Example (using an image called wine, but any image is fine):

$ docker run -it --rm --name wine-x11 \
  --network host \
  -e DISPLAY=host.docker.internal:12.0 \
  -v ./root:/root \
  -v ./work:/work \
  wine bash

Why these flags?

• --network host Easiest way to ensure the container can reach the host X server in many rootless setups.
• -e DISPLAY=host.docker.internal:12.0 Provides a default DISPLAY; we’ll explicitly set the DISPLAY when testing.
• -v ./root:/root Optional but convenient: persists /root so .Xauthority can persist too.
• -v ./work:/work Optional workspace mount.

If host.docker.internal doesn’t resolve in your environment, don’t worry—you can use an explicit host IP (as shown next).

3) Add the host cookie inside the container with xauth

Inside the container shell, register the cookie:

# xauth add 10.0.2.2:10 MIT-MAGIC-COOKIE-1 "${cookie}"

Replace ${cookie} with the cookie string you copied from the host (0a1b2c...).

About this warning

You may see:

xauth:  file /root/.Xauthority does not exist

This is just a warning meaning the file doesn’t exist yet. xauth add will create it, so it’s safe to ignore.

4) Test with xev

Now verify X11 forwarding from container to host:

# DISPLAY=10.0.2.2:10 xev

If a small window opens and prints keyboard/mouse events, it’s working.

Troubleshooting checklist

• Wrong display number

  • Ensure :10 in 10.0.2.2:10 matches what you saw on the host (xauth list "$DISPLAY").

• Wrong host IP from the container

  • Confirm 10.0.2.2 is reachable from the container in your setup; it’s environment-dependent.
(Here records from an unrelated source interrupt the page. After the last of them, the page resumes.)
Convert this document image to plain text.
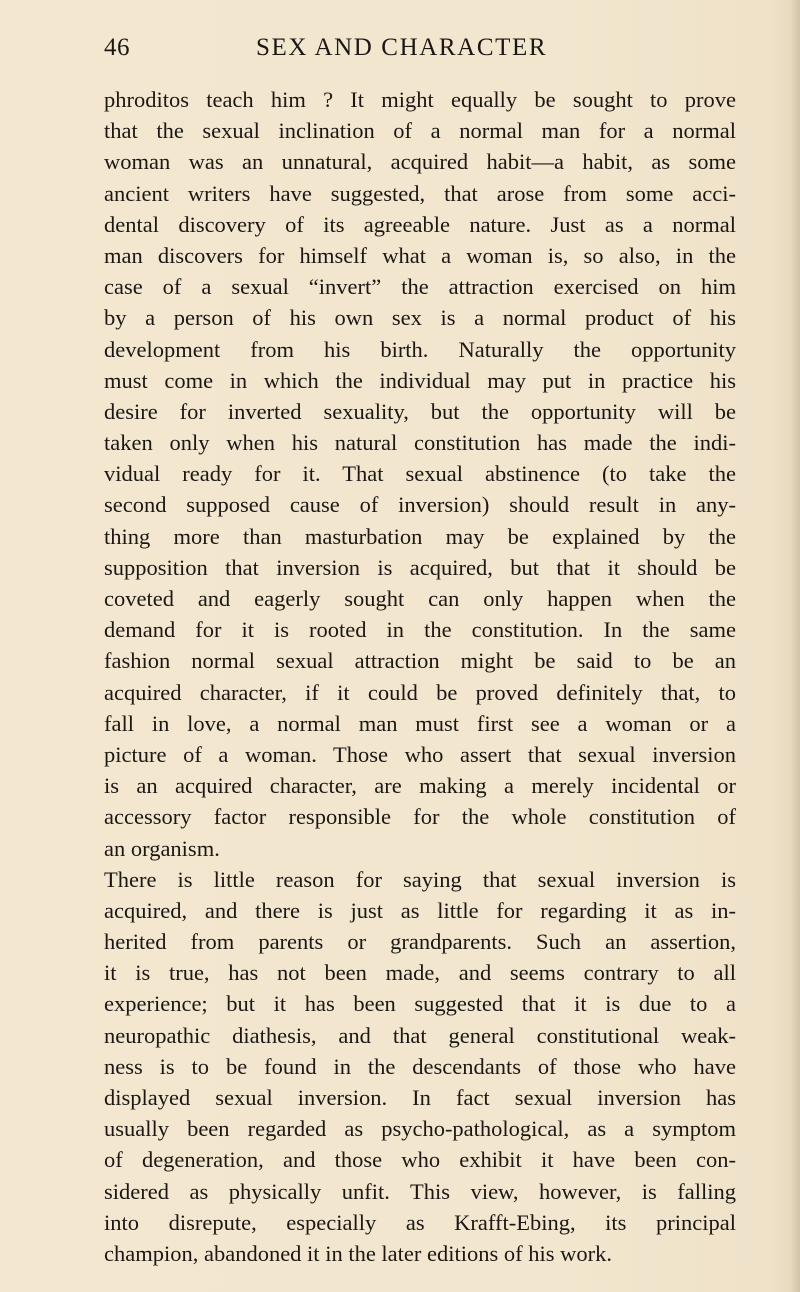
46	SEX AND CHARACTER
phroditos teach him ? It might equally be sought to prove
that the sexual inclination of a normal man for a normal
woman was an unnatural, acquired habit—a habit, as some
ancient writers have suggested, that arose from some acci-
dental discovery of its agreeable nature. Just as a normal
man discovers for himself what a woman is, so also, in the
case of a sexual “invert” the attraction exercised on him
by a person of his own sex is a normal product of his
development from his birth. Naturally the opportunity
must come in which the individual may put in practice his
desire for inverted sexuality, but the opportunity will be
taken only when his natural constitution has made the indi-
vidual ready for it. That sexual abstinence (to take the
second supposed cause of inversion) should result in any-
thing more than masturbation may be explained by the
supposition that inversion is acquired, but that it should be
coveted and eagerly sought can only happen when the
demand for it is rooted in the constitution. In the same
fashion normal sexual attraction might be said to be an
acquired character, if it could be proved definitely that, to
fall in love, a normal man must first see a woman or a
picture of a woman. Those who assert that sexual inversion
is an acquired character, are making a merely incidental or
accessory factor responsible for the whole constitution of
an organism.
There is little reason for saying that sexual inversion is
acquired, and there is just as little for regarding it as in-
herited from parents or grandparents. Such an assertion,
it is true, has not been made, and seems contrary to all
experience; but it has been suggested that it is due to a
neuropathic diathesis, and that general constitutional weak-
ness is to be found in the descendants of those who have
displayed sexual inversion. In fact sexual inversion has
usually been regarded as psycho-pathological, as a symptom
of degeneration, and those who exhibit it have been con-
sidered as physically unfit. This view, however, is falling
into disrepute, especially as Krafft-Ebing, its principal
champion, abandoned it in the later editions of his work.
• X server not accepting TCP connections

  • Some environments only allow UNIX socket connections by default.

• Wayland hosts

  • You’re likely using Xwayland; DISPLAY numbers often differ from classic :0.

Summary

To run an X11 app inside a rootless Docker container:

1. Read the host cookie: xauth list "$DISPLAY"
2. Start the container (--network host is simplest)
3. Add the cookie in the container: xauth add ... MIT-MAGIC-COOKIE-1 ...
4. Launch an X11 client: DISPLAY=... xev

This pattern is minimal, explicit, and works well for debugging and quick setups.